Functional screening yields a new beta-1,4-endoglucanase gene from Heterodera glycines that may be the product of recent gene duplication.

Clones with secreted cellulolytic activity were identified when a cDNA library constructed from poly A(+) RNA of preparasitic second-stage juveniles of Heterodera glycines, the soybean cyst nematode, was expressed in the Escherichia coli SOLR strain and overlaid with a carboxymethylcellulose (CMC) substrate.
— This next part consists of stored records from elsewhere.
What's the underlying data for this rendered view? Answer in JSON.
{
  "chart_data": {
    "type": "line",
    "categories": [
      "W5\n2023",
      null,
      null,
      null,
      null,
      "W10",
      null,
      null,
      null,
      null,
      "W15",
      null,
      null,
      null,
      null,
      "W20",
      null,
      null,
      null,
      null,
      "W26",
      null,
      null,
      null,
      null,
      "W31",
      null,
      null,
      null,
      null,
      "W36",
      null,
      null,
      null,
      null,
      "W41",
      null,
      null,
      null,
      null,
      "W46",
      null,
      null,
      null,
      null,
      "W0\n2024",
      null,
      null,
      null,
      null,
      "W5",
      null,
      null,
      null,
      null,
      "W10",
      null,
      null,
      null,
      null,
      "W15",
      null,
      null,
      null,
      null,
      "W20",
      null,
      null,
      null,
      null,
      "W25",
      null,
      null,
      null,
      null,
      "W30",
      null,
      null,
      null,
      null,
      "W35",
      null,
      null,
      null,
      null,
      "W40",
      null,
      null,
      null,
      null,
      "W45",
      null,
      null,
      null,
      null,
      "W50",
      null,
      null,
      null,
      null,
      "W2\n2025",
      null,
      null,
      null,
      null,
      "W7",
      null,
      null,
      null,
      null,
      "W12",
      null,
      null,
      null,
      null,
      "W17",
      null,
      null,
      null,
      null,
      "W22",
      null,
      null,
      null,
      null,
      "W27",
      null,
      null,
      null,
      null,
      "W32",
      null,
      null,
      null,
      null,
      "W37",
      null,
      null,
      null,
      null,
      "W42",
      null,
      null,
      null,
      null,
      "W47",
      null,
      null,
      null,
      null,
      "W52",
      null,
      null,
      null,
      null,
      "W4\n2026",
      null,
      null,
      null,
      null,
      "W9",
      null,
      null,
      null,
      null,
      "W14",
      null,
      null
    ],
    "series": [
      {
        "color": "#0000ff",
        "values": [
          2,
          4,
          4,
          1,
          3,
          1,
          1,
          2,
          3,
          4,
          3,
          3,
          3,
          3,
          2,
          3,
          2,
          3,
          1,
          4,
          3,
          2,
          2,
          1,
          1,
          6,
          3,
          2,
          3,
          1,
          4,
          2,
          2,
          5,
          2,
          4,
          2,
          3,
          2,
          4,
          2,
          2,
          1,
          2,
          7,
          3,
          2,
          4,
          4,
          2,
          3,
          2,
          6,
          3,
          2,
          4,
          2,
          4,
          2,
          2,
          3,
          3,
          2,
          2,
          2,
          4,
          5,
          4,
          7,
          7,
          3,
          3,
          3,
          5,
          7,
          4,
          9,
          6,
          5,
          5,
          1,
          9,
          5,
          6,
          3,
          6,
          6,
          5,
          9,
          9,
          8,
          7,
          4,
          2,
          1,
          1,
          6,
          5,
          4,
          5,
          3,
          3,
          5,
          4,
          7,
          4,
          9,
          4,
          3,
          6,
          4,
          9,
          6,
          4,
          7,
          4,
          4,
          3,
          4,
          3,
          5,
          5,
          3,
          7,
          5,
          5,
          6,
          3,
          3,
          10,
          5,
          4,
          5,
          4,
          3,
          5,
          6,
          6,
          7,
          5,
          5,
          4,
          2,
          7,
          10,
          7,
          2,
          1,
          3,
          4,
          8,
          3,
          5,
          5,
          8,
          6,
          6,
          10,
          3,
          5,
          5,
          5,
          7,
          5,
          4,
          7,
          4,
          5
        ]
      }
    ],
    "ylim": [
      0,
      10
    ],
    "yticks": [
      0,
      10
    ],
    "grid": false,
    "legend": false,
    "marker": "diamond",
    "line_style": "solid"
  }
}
Twenty CMC-degrading clones were analyzed, and all were either identical or strongly similar to a beta-1,4-endoglucanase gene (HG-eng-2), previously isolated from H. glycines. A subgroup of identical "HG-eng-2-like" clones had considerable differences in the 5' untranslated region compared with HG-eng-2 and were designated HG-eng-3. One H. glycines genomic clone contained HG-eng-2 and HG-eng-3 full-length genes, separated by a distance of approximately 8 kb, and a second genomic clone contained two copies of HG-eng-2, separated by approximately 6.5 kb, suggesting the presence of endoglucanase gene clusters in H. glycines. The HG-eng-2 and HG-eng-3 genes were in opposite transcriptional orientation, with considerable nucleotide differences in their 5' flanking regions. The highly conserved nucleotide sequence in the introns and exons and their close proximity within the genome suggest that HG-eng-2 and HG-eng-3 are the products of recent gene duplication and inversion.